Do you really need to deadlift 500 pounds? Some people, yes. Most, no. Most would be more than strong enough with a double bodyweight deadlift.

Are you chasing big numbers or fast times or that marathon for a good reason? Get down deep into the nitty gritty and expose your true motivation. You may find that it’s still worth pursuing, but at least you’ll know for sure.

Don’t dread your training.

Mortal fear on the eve of a Tuesday workout is a bad sign, folks. You can certainly approach your training with a bit of apprehension, but all-out existential dread? You might want to reevaluate why you’re doing what you’re doing.

Leave some in the tank.

Not every training session has to be a breakthrough workout. Not every training session can be a breakthrough workout. You can’t go to failure every time.

Just back off. Don’t get the extra rep. Leave one, two, maybe even three in the tank when necessary

Develop a bone broth habit.

Get into the rhythm of making bone broth on a regular basis. Or, make a bunch at once and freeze it for later. If you need a recipe get with me. But even if bone broth isn’t a strong source of bone-relevant minerals, the collagen alone is important for keeping joints pliable, lubed up, and resilient, and the glycine in the gelatin can make your sleep more restorative and counter any potential inflammatory effects of specific muscle meat amino acids. Drink about a cup a day.
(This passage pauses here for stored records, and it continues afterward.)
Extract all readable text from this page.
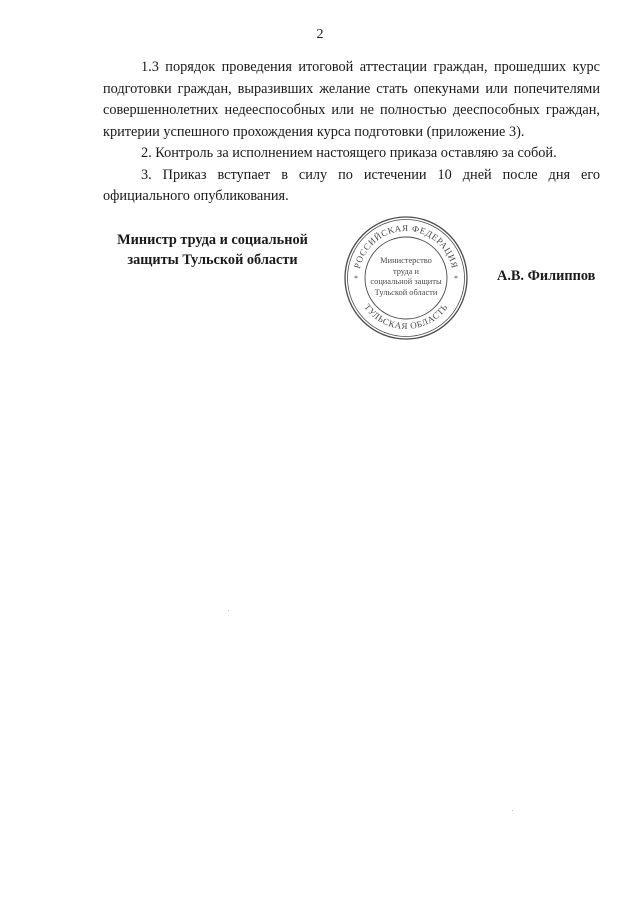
2

1.3 порядок проведения итоговой аттестации граждан, прошедших курс подготовки граждан, выразивших желание стать опекунами или попечителями совершеннолетних недееспособных или не полностью дееспособных граждан, критерии успешного прохождения курса подготовки (приложение 3).

2. Контроль за исполнением настоящего приказа оставляю за собой.

3. Приказ вступает в силу по истечении 10 дней после дня его официального опубликования.

Министр труда и социальной
защиты Тульской области	РОССИЙСКАЯ ФЕДЕРАЦИЯ
ТУЛЬСКАЯ ОБЛАСТЬ
*	*
Министерство
труда и
социальной защиты
Тульской области
А.В. Филиппов
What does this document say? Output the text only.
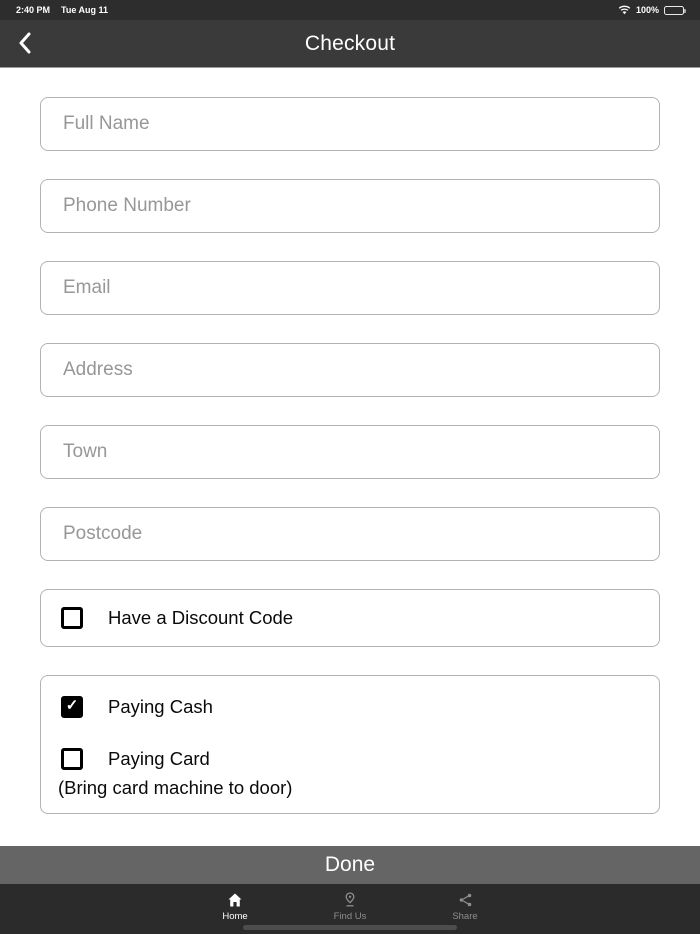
2:40 PM Tue Aug 11	100%
Checkout
Full Name
Phone Number
Email
Address
Town
Postcode
Have a Discount Code
✓
Paying Cash
Paying Card
(Bring card machine to door)
Done
Home	Find Us	Share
If you can’t do the movement unweighted, don’t do it with weight.

This is a pretty simple concept that many people ignore because adding weight can help you force your joints past a difficult spot. That’s just gravity exerting greater pull on you; it’s not evidence of improved mobility, and it’s probably not all that safe.
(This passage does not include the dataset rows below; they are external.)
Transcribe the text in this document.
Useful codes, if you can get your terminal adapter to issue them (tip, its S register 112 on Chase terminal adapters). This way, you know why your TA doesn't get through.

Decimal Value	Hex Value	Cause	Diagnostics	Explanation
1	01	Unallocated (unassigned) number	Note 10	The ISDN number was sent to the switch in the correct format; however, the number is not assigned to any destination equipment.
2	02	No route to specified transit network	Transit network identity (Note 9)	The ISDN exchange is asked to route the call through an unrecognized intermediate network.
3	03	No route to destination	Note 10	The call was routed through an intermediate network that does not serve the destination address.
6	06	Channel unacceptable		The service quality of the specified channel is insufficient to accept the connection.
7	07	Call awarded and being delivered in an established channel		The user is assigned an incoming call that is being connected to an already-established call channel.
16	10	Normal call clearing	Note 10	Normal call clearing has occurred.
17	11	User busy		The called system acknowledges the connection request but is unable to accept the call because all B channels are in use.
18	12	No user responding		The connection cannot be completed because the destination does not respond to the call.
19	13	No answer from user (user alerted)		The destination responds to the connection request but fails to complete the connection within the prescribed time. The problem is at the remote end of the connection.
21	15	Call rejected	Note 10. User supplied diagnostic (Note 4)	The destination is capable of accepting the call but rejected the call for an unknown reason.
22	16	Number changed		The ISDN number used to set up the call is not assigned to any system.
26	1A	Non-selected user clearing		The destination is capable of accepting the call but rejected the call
Learn the difference between pain and soreness.

Training can hurt. It can “burn” during the session. It can lead to extreme soreness for days after as the microtears in your muscle fibers repair themselves. But it shouldn’t cause pain. Pain indicates malfunction. It means danger. It suggests your tissues are rupturing, are about to rupture, or have already ruptured. Get to know pain so you know when to hold back and when to push through.

Don’t train through pain.

Once you’ve encountered and known pain, don’t ignore it. If you get a sharp stabbing pain in the back of your left knee during passive knee flexion, skip squats today. It simply isn’t worth it. There’s always tomorrow (or next month, if the pain’s bad enough).

Incorporate single arm and leg training.

Squats and deadlifts and overhead presses are great, but have you tried lunges, single leg deadlifts, and dumbbell presses? They work many of the same muscles as the bilateral movements while being a bit safer and forcing you to develop balance, mobility, and stronger stabilizer muscles.
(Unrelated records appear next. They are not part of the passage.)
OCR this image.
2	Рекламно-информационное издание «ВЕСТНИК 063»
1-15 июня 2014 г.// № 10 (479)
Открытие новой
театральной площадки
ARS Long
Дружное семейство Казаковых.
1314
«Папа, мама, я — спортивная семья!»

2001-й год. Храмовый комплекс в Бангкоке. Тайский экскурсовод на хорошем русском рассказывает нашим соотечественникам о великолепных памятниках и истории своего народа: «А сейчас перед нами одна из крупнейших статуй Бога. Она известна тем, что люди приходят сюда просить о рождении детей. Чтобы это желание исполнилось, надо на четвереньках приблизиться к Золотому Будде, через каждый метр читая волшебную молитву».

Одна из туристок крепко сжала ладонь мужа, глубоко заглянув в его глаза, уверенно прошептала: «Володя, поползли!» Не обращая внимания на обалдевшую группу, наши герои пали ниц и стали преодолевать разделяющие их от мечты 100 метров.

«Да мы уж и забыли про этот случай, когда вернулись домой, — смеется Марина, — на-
Do a variety of exercises.

Repetitive motion breeds injury, whether you’re working at a mouse and keyboard for 8 hours a day, throwing fastballs, jogging the same route at the same pace, or doing the same four exercises for years on end. If all you’ve ever done is pullups, the occasional chinup won’t kill you. And it may even help.

If you’re at all hesitant about your technique, get evaluated by a professional.

Even though I said I wouldn’t discuss technique or form, this is more of a general recommendation. Chances are you’ve spent a lot of your life sitting in chairs, standing in heeled shoes, and doing other activities that impair your tissue’s ability to move freely and fluidly. You may need an expert’s eye before you can expose those tissues to training stressors in a safe way.

Want to do a basic glutes, quads, and hamstrings program but your squat feels off? Don’t just power through it. Get a pro to look at your form and give you some tips.

Today, I want you to take a good long look at the way you’re training. Be honest with yourself: is it worth the risk? Do the rewards justify the threat of injury?

You can have a healthy workout regimen. Just be smart and know your body. Injuries will happen….it’s inevitable. However, it’s YOUR responsibility to stay healthy. If your trainer is pushing you to hard, speak up!  She doesn’t know your body like you do. Bottom line…..be the best BEAST you can on any given day!!